En matière d'honoraires, un seul objectif, la transparence

LES HONORAIRES

L'honoraire est la juste rétribution du travail que votre avocat et son équipe effectuent pour vous.
Contrairement à d'autres professions libérales, l'avocat fixe librement sa rémunération.

Tout est naturellement fonction du dossier mais, parmi les critères retenus pour le fixer, en cas de contestation, l'on retient, entre autre, la notoriété de l'avocat que vous avez choisi et la complexité de l'affaire que vous lui avez confiée.

Consultation :

Dans mon cabinet, tout rendez-vous ou consultation n'ayant pas donné lieu à la rédaction d'un écrit n'est jamais facturé jusqu'à 45 minutes, ce qui est déjà long.

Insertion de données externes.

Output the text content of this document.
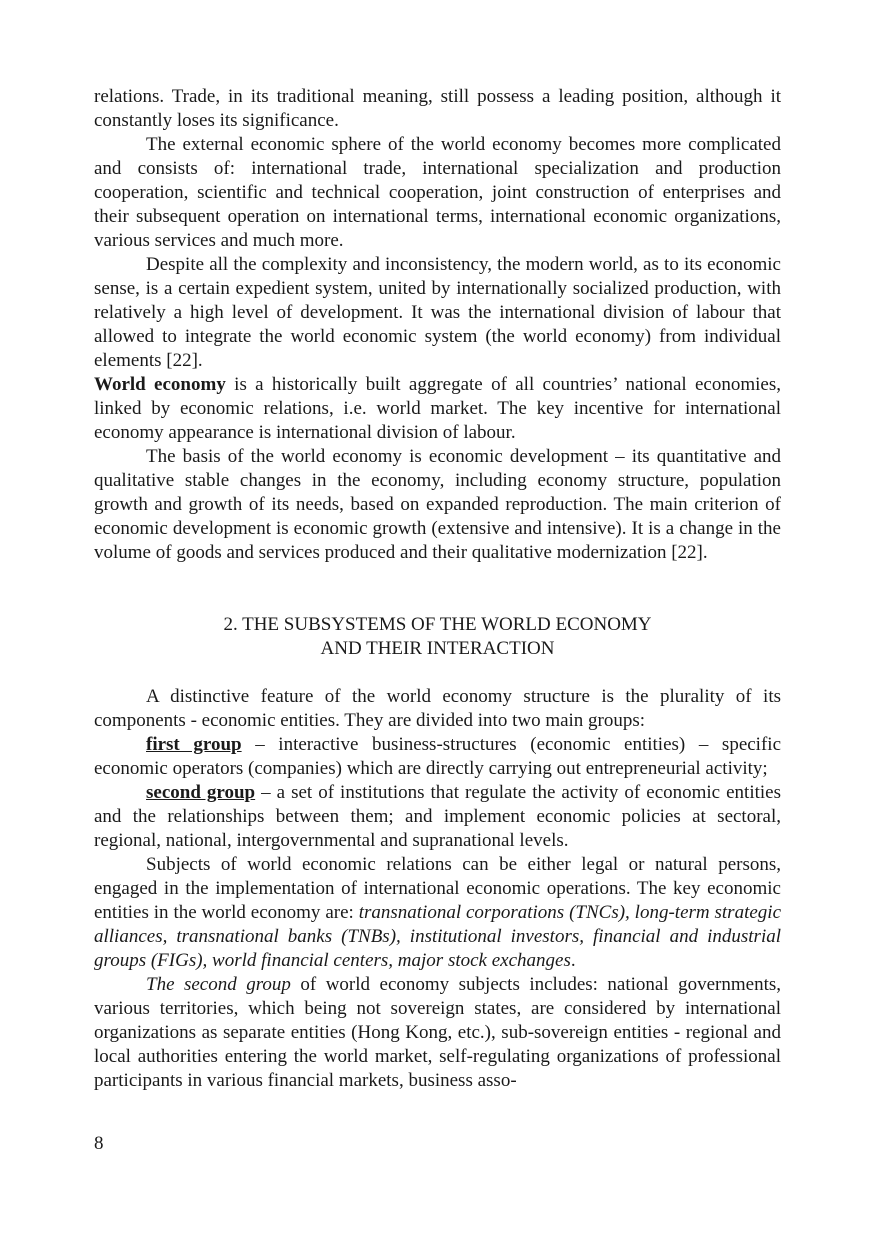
relations. Trade, in its traditional meaning, still possess a leading position, although it constantly loses its significance.

The external economic sphere of the world economy becomes more complicated and consists of: international trade, international specialization and production cooperation, scientific and technical cooperation, joint construction of enterprises and their subsequent operation on international terms, international economic organizations, various services and much more.

Despite all the complexity and inconsistency, the modern world, as to its economic sense, is a certain expedient system, united by internationally socialized production, with relatively a high level of development. It was the international division of labour that allowed to integrate the world economic system (the world economy) from individual elements [22].

World economy is a historically built aggregate of all countries’ national economies, linked by economic relations, i.e. world market. The key incentive for international economy appearance is international division of labour.

The basis of the world economy is economic development – its quantitative and qualitative stable changes in the economy, including economy structure, population growth and growth of its needs, based on expanded reproduction. The main criterion of economic development is economic growth (extensive and intensive). It is a change in the volume of goods and services produced and their qualitative modernization [22].

2. THE SUBSYSTEMS OF THE WORLD ECONOMY

AND THEIR INTERACTION

A distinctive feature of the world economy structure is the plurality of its components - economic entities. They are divided into two main groups:

first group – interactive business-structures (economic entities) – specific economic operators (companies) which are directly carrying out entrepreneurial activity;

second group – a set of institutions that regulate the activity of economic entities and the relationships between them; and implement economic policies at sectoral, regional, national, intergovernmental and supranational levels.

Subjects of world economic relations can be either legal or natural persons, engaged in the implementation of international economic operations. The key economic entities in the world economy are: transnational corporations (TNCs), long-term strategic alliances, transnational banks (TNBs), institutional investors, financial and industrial groups (FIGs), world financial centers, major stock exchanges.

The second group of world economy subjects includes: national governments, various territories, which being not sovereign states, are considered by international organizations as separate entities (Hong Kong, etc.), sub-sovereign entities - regional and local authorities entering the world market, self-regulating organizations of professional participants in various financial markets, business asso-

8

En cas d'établissement d'un écrit, l'honoraire est facturé au temps passé.

Les dossiers :

Hors les cas de dossiers pouvant aboutir à la perception, par le client, d'une somme d'argent plus ou moins importante, nous ne pratiquons jamais l'honoraire de résultat.

Il serait, à mon sens, amoral, dans le domaine que je pratique quotidiennement : le droit de la famille.

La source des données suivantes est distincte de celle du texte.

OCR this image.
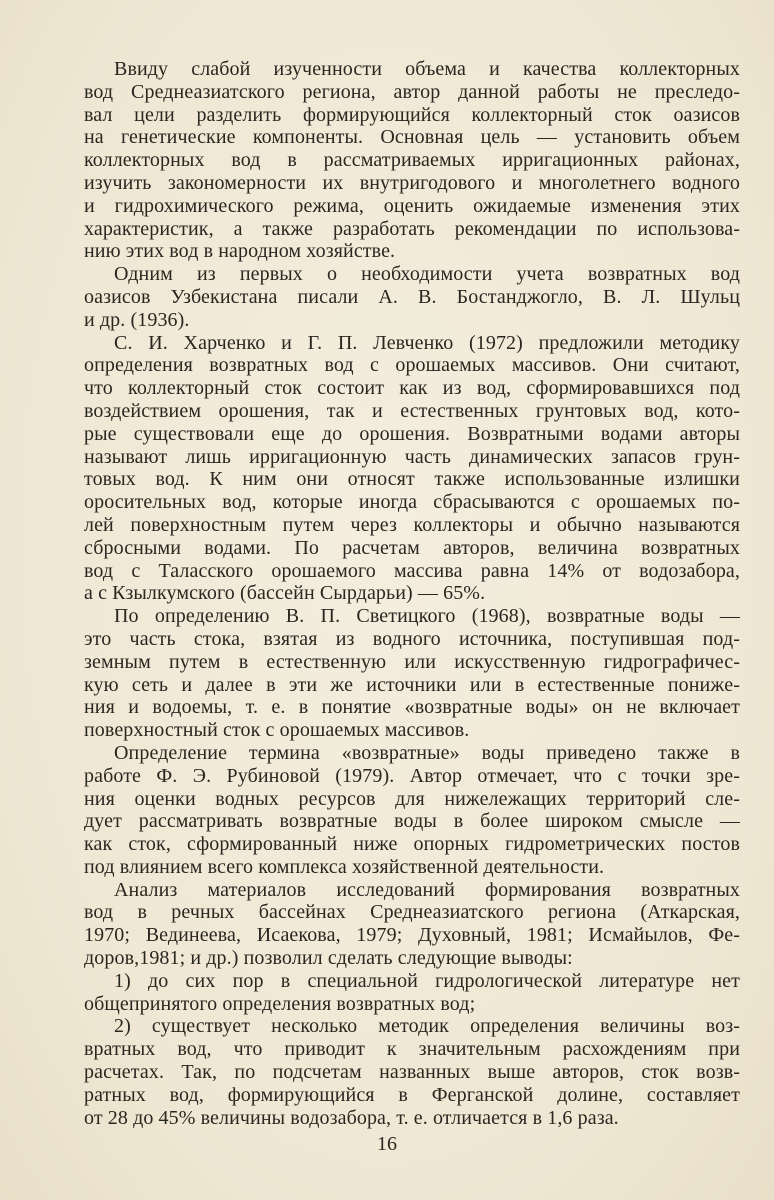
Ввиду слабой изученности объема и качества коллекторных
вод Среднеазиатского региона, автор данной работы не преследо-
вал цели разделить формирующийся коллекторный сток оазисов
на генетические компоненты. Основная цель — установить объем
коллекторных вод в рассматриваемых ирригационных районах,
изучить закономерности их внутригодового и многолетнего водного
и гидрохимического режима, оценить ожидаемые изменения этих
характеристик, а также разработать рекомендации по использова-
нию этих вод в народном хозяйстве.
Одним из первых о необходимости учета возвратных вод
оазисов Узбекистана писали А. В. Бостанджогло, В. Л. Шульц
и др. (1936).
С. И. Харченко и Г. П. Левченко (1972) предложили методику
определения возвратных вод с орошаемых массивов. Они считают,
что коллекторный сток состоит как из вод, сформировавшихся под
воздействием орошения, так и естественных грунтовых вод, кото-
рые существовали еще до орошения. Возвратными водами авторы
называют лишь ирригационную часть динамических запасов грун-
товых вод. К ним они относят также использованные излишки
оросительных вод, которые иногда сбрасываются с орошаемых по-
лей поверхностным путем через коллекторы и обычно называются
сбросными водами. По расчетам авторов, величина возвратных
вод с Таласского орошаемого массива равна 14% от водозабора,
а с Кзылкумского (бассейн Сырдарьи) — 65%.
По определению В. П. Светицкого (1968), возвратные воды —
это часть стока, взятая из водного источника, поступившая под-
земным путем в естественную или искусственную гидрографичес-
кую сеть и далее в эти же источники или в естественные понижe-
ния и водоемы, т. е. в понятие «возвратные воды» он не включает
поверхностный сток с орошаемых массивов.
Определение термина «возвратные» воды приведено также в
работе Ф. Э. Рубиновой (1979). Автор отмечает, что с точки зре-
ния оценки водных ресурсов для нижележащих территорий сле-
дует рассматривать возвратные воды в более широком смысле —
как сток, сформированный ниже опорных гидрометрических постов
под влиянием всего комплекса хозяйственной деятельности.
Анализ материалов исследований формирования возвратных
вод в речных бассейнах Среднеазиатского региона (Аткарская,
1970; Вединеева, Исаекова, 1979; Духовный, 1981; Исмайылов, Фе-
доров,1981; и др.) позволил сделать следующие выводы:
1) до сих пор в специальной гидрологической литературе нет
общепринятого определения возвратных вод;
2) существует несколько методик определения величины воз-
вратных вод, что приводит к значительным расхождениям при
расчетах. Так, по подсчетам названных выше авторов, сток возв-
ратных вод, формирующийся в Ферганской долине, составляет
от 28 до 45% величины водозабора, т. е. отличается в 1,6 раза.
16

Celui-ci doit, de toute façon, être négocié en amont du procès, faire l'objet d'un écrit que les clients signent.

Par précaution, nous ne le faisons jamais signer au cabinet.

Je préfère envoyer le protocole au client en lui demandant de me le retourner.

Il peut également me le rendre directement mais j'impose toujours un délai de réflexion d'au moins 10 jours.

Pourquoi me direz-vous ?

Tout simplement pour qu'on ne puisse pas me reprocher, comme cela s'est fait à une certain époque, dans des affaires concernant deux confrères d'un barreau du Sud-Ouest, d'avoir abusé du trouble de mon client, qui vient pour la première fois dans le cabinet de son avocat et qui est prêt à signer tout et n'importe quoi, étant, parait-il, sous sa dépense psychologique.

Je n'adhère naturellement pas à cette vision des choses qui remet, de façon inacceptable, en cause la probité de la grande majorité de mes confrères.

Il y a, de nos jours, une forte propension à l'amalgame et, ce n'est pas parce que certains mordent la bande blanche que l'ensemble de la corporation est à honnir.

Dans l'immense majorité des cas, nos honoraires sont facturés à l'heure de travail.

En organisant notre tarification de cette façon, j'espère réussir à éviter les contentieux de taxation.

J'évalue à une dizaine par an les dossiers qui donnent lieu à discussion, ce qui est négligeable par rapport au nombre total.

La taxation :

Malgré toutes les précautions que nous prenons, il arrive, nécessairement, que l'un ou l'autre de nos clients conteste, la plupart du temps en toute mauvaise foi, nos honoraires.

Nous avons alors recours à la taxation.

Elle consiste à saisir notre Bâtonnier en détaillant l'ensemble des diligences du cabinet.

Le contestataire peut, lui aussi, saisir le Bâtonnier.

Ce dernier recueille alors l'avis de l'insatisfait et rend une ordonnance de taxe, véritable décision de justice.

Elle est susceptible d'appel devant la première présidence de la Cour d'Appel.

CONCLUSIONS

La notion d'honoraires est souvent mal comprise de la clientèle par manque de transparence et d'explications.

Je souhaite, pour ma part, que cet aspect important de la relation avec nos clients soit transparent afin d'éviter, aux uns et aux autres, une perte de temps et une énergie qui pourrait être bien mieux employée.